Вскорости, как помнил Игнат Севастьянович, от луга ничего не останется. Сначала приводить в порядок местность начнет Елизавета Петровна, а затем ее начинания продолжит Екатерина II. С одной стороны Невского проспекта возникнет, там, где находилось Адмиралтейство, парк, с другой, где через почти пятнадцать лет будет построен Зимний дворец, площадь.
Сухомлинова чуть не сбили с ног, пробежавшие мимо него девицы. Еле устоял на ногах. Чинно прошествовал офицер. Детишки. Откуда-то донеслось:
— Пирожки. Кому пирожки.
Где-то играли на балалайке.
— Город совершенно не такой, каким я его помню, — прошептал Игнат Севастьянович. — ему всего-то сорок два года.
Вскоре он чуть не нарвался на очередную дуэль.
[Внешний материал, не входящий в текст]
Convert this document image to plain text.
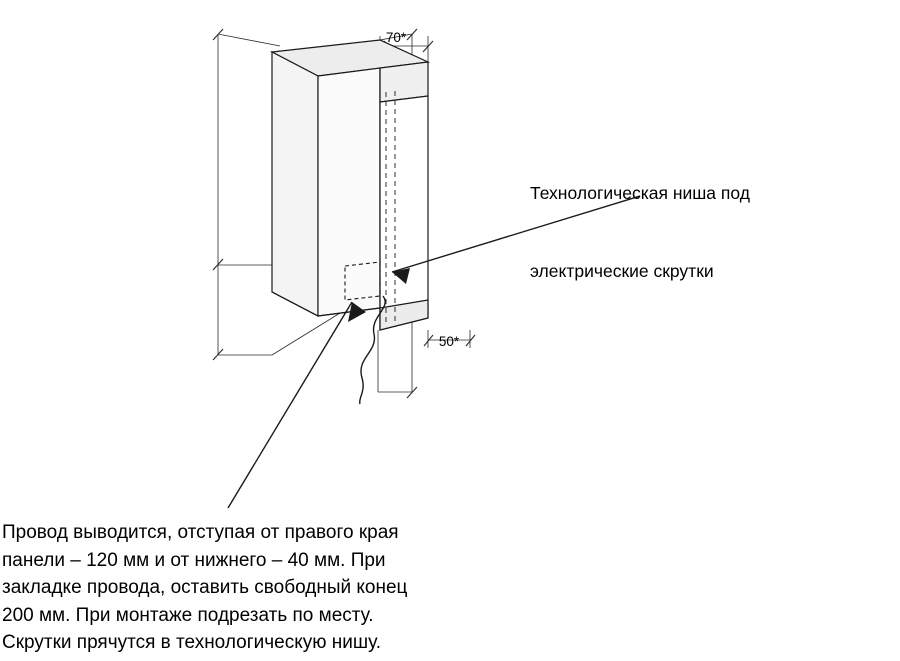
70*
50*

Технологическая ниша под

электрические скрутки

Провод выводится, отступая от правого края
панели – 120 мм и от нижнего – 40 мм. При
закладке провода, оставить свободный конец
200 мм. При монтаже подрезать по месту.
Скрутки прячутся в технологическую нишу.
Причем поединок из-за пустяка. Ну, загляделся. Ну, ни заметил. Ну, наступил сначала на ногу, а потом толкнул. Так что офицер в красном мундире, чуть не упал. А когда на ломаном русском попытался извиниться, узнал все, что о нем тот думал. Еле сдержался, чтобы за подаренную французами шпагу не схватиться. Удержался. Предложил загладить вину, чаркой водки, благо до ближайшего кабака было рукой подать. Офицер отказался. Сказал, что инцидент исчерпан, и он принимает извинения. Затем их внимание было отвлеченно проехавшей мимо каретой.
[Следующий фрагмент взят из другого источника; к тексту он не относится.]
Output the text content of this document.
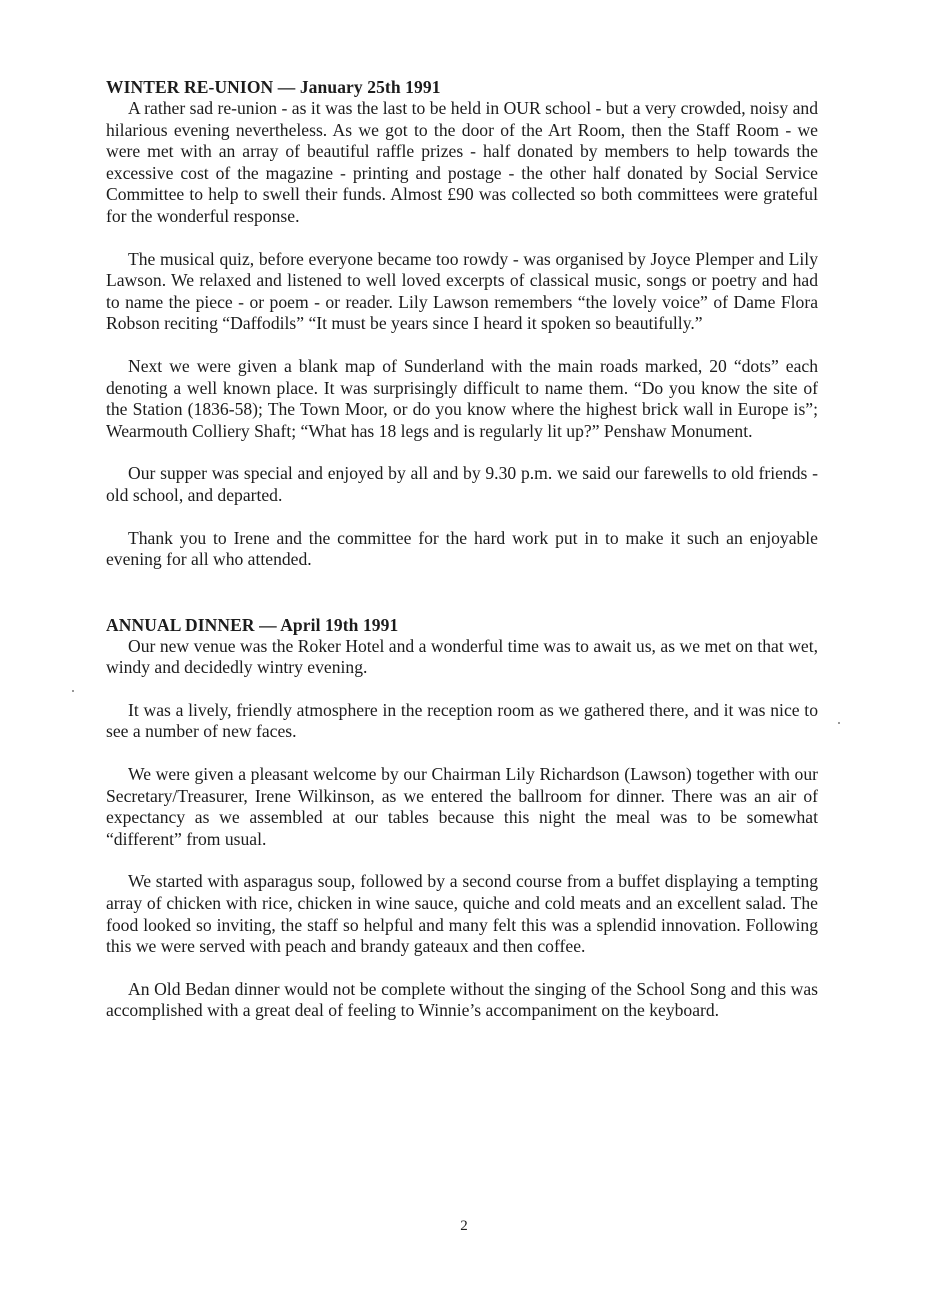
WINTER RE-UNION — January 25th 1991

A rather sad re-union - as it was the last to be held in OUR school - but a very crowded, noisy and hilarious evening nevertheless. As we got to the door of the Art Room, then the Staff Room - we were met with an array of beautiful raffle prizes - half donated by members to help towards the excessive cost of the magazine - printing and postage - the other half donated by Social Service Committee to help to swell their funds. Almost £90 was collected so both committees were grateful for the wonderful response.

The musical quiz, before everyone became too rowdy - was organised by Joyce Plemper and Lily Lawson. We relaxed and listened to well loved excerpts of classical music, songs or poetry and had to name the piece - or poem - or reader. Lily Lawson remembers “the lovely voice” of Dame Flora Robson reciting “Daffodils” “It must be years since I heard it spoken so beautifully.”

Next we were given a blank map of Sunderland with the main roads marked, 20 “dots” each denoting a well known place. It was surprisingly difficult to name them. “Do you know the site of the Station (1836-58); The Town Moor, or do you know where the highest brick wall in Europe is”; Wearmouth Colliery Shaft; “What has 18 legs and is regularly lit up?” Penshaw Monument.

Our supper was special and enjoyed by all and by 9.30 p.m. we said our farewells to old friends - old school, and departed.

Thank you to Irene and the committee for the hard work put in to make it such an enjoyable evening for all who attended.

ANNUAL DINNER — April 19th 1991

Our new venue was the Roker Hotel and a wonderful time was to await us, as we met on that wet, windy and decidedly wintry evening.

It was a lively, friendly atmosphere in the reception room as we gathered there, and it was nice to see a number of new faces.

We were given a pleasant welcome by our Chairman Lily Richardson (Lawson) together with our Secretary/Treasurer, Irene Wilkinson, as we entered the ballroom for dinner. There was an air of expectancy as we assembled at our tables because this night the meal was to be somewhat “different” from usual.

We started with asparagus soup, followed by a second course from a buffet displaying a tempting array of chicken with rice, chicken in wine sauce, quiche and cold meats and an excellent salad. The food looked so inviting, the staff so helpful and many felt this was a splendid innovation. Following this we were served with peach and brandy gateaux and then coffee.

An Old Bedan dinner would not be complete without the singing of the School Song and this was accomplished with a great deal of feeling to Winnie’s accompaniment on the keyboard.

2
— Государыня, — пробежался среди прогуливающихся ропот.
Сухомлинов еще по городу погулял. Полюбовался строящимися зданиями. Некоторых мест просто не узнал, а в иных обнаруживал пустыри да болота. Вернулся в трактир и впервые заказал ужин в номер. Глашка, через полчаса накрыла стол.
На третий день своего прибивания в Санкт-Петербурге Сухомлинов наконец-то встретился с графом Бабыщенко. С утра Игнат Севастьянович просидел в трактире, а затем перебрался к себе в номер, где и просидел у окна до тех пор, пока в двери заведения не вошел офицер в мундире лейб-кавалерийского полка. Тут же сбежал вниз. Влетел в трактир и огляделся. Служивый занял столик у окна и теперь сидел в ожидании обеда. Глаша крутилась на кухне, трактирщик, звали его на латинский манер Клавдием, стоял у стойки и наблюдал за посетителем. Студенты о чем-то жарко спорили в углу. Сухомлинову показалось, что не довольны они были порядками в академии. Напротив них, уснул за столом горожанин.
Игнат Севастьянович, понимая, что может и ошибиться подошел к кавалеристу. Поклонился и молвил:
— Позвольте представиться?
Офицер кивнул.
— Барон фон Хаффман, бывший Черный гусар.
— Граф Семен Бабыщенко.
— Значит, я вас наконец-то нашел, граф.
— Нашли? — удивился кавалерист.
— Нашел. — Игнат Севастьянович, запустил руку в карман и достал письмо. Протянул его графу и сказал: — Это вам от барона Мюнхгаузена.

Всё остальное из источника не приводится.